As noted previously, HFLT and PHAT show many similar morphologic features and frequently demonstrate either t(1;10)(p22;q24) fusion or rearrangements of the TGFBR3 (chromosome 1p22) and/or MGEA5 (chromosome 10q24) loci [6]. Rearrangements involving FBXW14 (10q24.2) have also been very recently reported [19]. Notably, the TGFBR3-MGEA5 fusion seems to act via enhancer-related mechanisms resulting in altered gene expression without forming a detectable chimeric fusion protein. This may help to explain why the present tumor was FISH-positive, but negative by targeted RNA sequencing. In some cases, overexpression of FGF8 may serve as a “surrogate,” implying the presence of underlying TGFBR3-MGEA5 fusion [19].
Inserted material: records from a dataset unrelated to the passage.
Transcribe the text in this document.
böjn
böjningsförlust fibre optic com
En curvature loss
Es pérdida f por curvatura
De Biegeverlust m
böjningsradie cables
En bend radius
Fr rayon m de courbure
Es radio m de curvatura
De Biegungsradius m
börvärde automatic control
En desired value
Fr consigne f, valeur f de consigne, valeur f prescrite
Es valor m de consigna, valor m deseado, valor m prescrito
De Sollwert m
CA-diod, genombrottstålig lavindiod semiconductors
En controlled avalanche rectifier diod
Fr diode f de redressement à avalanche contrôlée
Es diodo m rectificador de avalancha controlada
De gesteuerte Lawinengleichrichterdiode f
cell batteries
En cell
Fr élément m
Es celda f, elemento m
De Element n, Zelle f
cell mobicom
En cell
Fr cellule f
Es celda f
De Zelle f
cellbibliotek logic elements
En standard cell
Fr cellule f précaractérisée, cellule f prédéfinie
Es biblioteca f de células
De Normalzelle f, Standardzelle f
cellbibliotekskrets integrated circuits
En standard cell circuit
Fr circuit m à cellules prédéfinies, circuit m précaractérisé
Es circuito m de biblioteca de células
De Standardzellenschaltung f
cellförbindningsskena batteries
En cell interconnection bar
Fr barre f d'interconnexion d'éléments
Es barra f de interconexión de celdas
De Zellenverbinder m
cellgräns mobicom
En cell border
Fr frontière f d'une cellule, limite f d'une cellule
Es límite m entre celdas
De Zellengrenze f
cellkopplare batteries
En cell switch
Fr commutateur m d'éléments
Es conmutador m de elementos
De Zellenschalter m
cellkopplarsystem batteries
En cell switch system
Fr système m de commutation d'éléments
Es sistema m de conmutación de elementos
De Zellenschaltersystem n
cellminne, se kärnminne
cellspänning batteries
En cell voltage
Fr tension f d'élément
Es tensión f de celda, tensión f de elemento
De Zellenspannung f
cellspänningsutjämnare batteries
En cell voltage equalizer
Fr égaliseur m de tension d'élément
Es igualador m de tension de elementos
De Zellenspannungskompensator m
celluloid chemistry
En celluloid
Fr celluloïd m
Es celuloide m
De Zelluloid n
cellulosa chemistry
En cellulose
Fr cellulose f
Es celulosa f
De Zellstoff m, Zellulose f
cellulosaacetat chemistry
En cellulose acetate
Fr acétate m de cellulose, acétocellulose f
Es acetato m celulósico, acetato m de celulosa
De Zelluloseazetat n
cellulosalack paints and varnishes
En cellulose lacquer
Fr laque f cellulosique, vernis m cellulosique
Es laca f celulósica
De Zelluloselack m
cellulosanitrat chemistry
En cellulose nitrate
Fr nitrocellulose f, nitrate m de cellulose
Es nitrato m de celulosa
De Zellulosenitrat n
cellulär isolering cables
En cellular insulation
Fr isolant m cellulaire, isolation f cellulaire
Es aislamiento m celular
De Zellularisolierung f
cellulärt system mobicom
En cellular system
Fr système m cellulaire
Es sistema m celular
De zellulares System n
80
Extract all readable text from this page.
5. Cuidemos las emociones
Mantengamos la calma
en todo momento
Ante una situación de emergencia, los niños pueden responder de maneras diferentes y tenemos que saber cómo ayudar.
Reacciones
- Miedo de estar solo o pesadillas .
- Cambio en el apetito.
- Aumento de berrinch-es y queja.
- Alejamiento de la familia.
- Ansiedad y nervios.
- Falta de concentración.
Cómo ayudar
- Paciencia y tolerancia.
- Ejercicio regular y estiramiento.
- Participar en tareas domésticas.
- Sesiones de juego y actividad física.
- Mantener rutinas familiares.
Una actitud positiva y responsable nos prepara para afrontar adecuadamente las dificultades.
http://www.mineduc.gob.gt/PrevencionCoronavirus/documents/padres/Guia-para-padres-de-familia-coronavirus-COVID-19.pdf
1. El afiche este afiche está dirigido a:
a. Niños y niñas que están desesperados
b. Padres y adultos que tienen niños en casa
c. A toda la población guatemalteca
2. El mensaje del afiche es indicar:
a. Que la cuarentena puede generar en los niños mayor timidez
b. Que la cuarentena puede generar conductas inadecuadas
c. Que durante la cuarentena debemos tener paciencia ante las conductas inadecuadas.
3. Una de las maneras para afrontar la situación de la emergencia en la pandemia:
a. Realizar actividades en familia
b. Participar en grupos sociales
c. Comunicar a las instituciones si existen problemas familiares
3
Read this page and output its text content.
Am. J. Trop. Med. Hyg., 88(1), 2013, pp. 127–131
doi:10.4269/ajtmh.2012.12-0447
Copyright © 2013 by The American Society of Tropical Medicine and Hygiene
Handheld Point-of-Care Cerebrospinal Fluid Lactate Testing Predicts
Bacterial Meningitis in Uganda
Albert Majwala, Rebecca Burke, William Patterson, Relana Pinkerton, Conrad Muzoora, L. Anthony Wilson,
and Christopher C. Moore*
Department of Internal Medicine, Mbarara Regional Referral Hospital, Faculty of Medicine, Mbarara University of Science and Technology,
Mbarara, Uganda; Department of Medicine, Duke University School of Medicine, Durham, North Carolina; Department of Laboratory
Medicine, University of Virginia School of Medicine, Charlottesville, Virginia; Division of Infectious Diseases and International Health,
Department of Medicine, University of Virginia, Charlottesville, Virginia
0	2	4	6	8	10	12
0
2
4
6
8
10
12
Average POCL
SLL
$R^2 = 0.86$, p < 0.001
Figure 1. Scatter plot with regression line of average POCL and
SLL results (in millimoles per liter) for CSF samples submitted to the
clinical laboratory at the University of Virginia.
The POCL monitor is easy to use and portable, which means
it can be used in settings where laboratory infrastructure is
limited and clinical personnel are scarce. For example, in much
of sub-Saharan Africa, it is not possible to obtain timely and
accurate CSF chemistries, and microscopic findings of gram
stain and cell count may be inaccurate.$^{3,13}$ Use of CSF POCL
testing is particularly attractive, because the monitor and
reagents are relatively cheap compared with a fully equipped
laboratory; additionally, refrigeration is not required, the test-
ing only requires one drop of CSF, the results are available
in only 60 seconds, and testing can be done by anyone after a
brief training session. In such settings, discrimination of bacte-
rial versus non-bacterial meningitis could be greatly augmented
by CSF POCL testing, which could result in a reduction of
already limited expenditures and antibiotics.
In summary, we have reported a case of SMARCA4-deficient undifferentiated sarcoma with rhabdoid/epithelioid features, arising from a pre-existing HFLT/PHAT of the foot. The distinctive morphology of this case, as compared to previously reported cases, likely reflects differences in the secondary genetic event (superimposed on pre-existing TGFBR3/MGEA5 rearrangements). Although only limited conclusions can be drawn from a single case, the natural history of SMARCA4-deficient sarcoma arising in this unique setting appears to be identical to that of SMARCA4-deficient malignancies elsewhere, with significant potential for adverse patient outcome.